Skip to content

jafarlihi/cparse

Repository files navigation

TOC

Overview

⚠️ cparse is still under development and code is unpolished.

cparse is an LR(1) and LALR(1) parser generator for C.

cparse uses clex lexer generator for lexical analysis purposes.
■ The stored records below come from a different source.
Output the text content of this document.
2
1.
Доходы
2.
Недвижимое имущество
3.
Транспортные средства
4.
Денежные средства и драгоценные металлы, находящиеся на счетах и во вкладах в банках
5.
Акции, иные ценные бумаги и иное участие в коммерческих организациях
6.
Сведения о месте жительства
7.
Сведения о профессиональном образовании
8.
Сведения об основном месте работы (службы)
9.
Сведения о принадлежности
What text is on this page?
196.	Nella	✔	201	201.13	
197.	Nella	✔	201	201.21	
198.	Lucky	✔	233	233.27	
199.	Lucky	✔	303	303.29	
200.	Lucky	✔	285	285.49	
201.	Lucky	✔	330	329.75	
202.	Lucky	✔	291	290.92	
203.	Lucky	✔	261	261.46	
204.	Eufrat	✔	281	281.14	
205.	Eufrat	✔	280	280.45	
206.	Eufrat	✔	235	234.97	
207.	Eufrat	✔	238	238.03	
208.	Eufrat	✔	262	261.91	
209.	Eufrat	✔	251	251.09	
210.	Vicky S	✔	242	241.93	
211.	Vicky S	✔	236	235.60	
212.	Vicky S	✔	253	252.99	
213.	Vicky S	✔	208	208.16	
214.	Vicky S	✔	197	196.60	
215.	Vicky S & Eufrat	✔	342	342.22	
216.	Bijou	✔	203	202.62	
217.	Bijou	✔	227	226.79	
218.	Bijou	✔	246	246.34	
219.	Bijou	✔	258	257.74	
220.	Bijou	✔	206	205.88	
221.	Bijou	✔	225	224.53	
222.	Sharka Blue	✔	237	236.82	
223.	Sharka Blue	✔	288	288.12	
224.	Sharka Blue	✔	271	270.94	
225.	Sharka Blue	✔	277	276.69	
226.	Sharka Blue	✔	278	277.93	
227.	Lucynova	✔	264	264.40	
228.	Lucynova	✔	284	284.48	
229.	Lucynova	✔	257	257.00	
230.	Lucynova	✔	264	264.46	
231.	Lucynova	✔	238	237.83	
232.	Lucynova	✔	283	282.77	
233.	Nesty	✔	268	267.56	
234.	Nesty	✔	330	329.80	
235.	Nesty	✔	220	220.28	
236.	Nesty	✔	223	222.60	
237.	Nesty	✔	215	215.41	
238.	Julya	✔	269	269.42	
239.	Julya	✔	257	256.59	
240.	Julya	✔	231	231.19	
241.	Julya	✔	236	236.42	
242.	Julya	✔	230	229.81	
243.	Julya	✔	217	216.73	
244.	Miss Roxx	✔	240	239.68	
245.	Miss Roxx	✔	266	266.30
Note that LR(1) parsers are memory-intensive (and there are memory leaks...), so something like full C grammar can require up to 4GBs of free RAM. If you don't have RAM to spare then use the LALR(1) parser, which also happens to get constructed faster but might not support some of the grammars that LR(1) does (though in practice most programming language grammars are LALR(1)-compatible).

Example

#include "cparse.h"
#include "clex/clex.h"
#include <stdio.h>
#include <assert.h>
#include <string.h>

// Create an enum for token types
typedef enum TokenKind {
  RETURN,
  SEMICOL,
  IDENTIFIER,
} TokenKind;

// Provide a string representation for each token type to be used in the grammar
const char * const tokenKindStr[] = {
  [RETURN] = "RETURN",
  [SEMICOL] = "SEMICOL",
  [IDENTIFIER] = "IDENTIFIER",
};

int main(int argc, char *argv[]) {
  // Register your token types with `clex`
  clexRegisterKind("return", RETURN);
  clexRegisterKind(";", SEMICOL);
  clexRegisterKind("[a-zA-Z_]([a-zA-Z_]|[0-9])*", IDENTIFIER);

  // Write your grammar
  char grammarString[] =
    "S -> A IDENTIFIER SEMICOL\n"
    "A -> RETURN";

  // Parse your grammar
  Grammar *grammar = cparseGrammar(grammarString);
  // Construct an LALR(1) parser
  LALR1Parser *parser = cparseCreateLALR1Parser(grammar, tokenKindStr);

  // Or construct an LR(1) parser
  //LR1Parser *parser = cparseCreateLR1Parser(grammar, tokenKindStr);

  // Test if given input is valid within the grammar
  assert(cparseAccept(parser, "return id1;") == true);

  // Parse a given input and get a parse tree
  ParseTreeNode *node = cparse(parser, "return id1;");

  // Use your parse tree
  assert(strcmp(node->value, "S") == 0);
  assert(strcmp(node->children[0]->value, "SEMICOL") == 0);
  assert(node->children[0]->token.kind == SEMICOL);
  assert(strcmp(node->children[0]->token.lexeme, ";") == 0);
  assert(strcmp(node->children[1]->value, "IDENTIFIER") == 0);
  assert(node->children[1]->token.kind == IDENTIFIER);
  assert(strcmp(node->children[1]->token.lexeme, "id1") == 0);
  assert(strcmp(node->children[2]->value, "A") == 0);
  assert(strcmp(node->children[2]->children[0]->value, "RETURN") == 0);
  assert(node->children[2]->children[0]->token.kind == RETURN);
  assert(strcmp(node->children[2]->children[0]->token.lexeme, "return") == 0);
}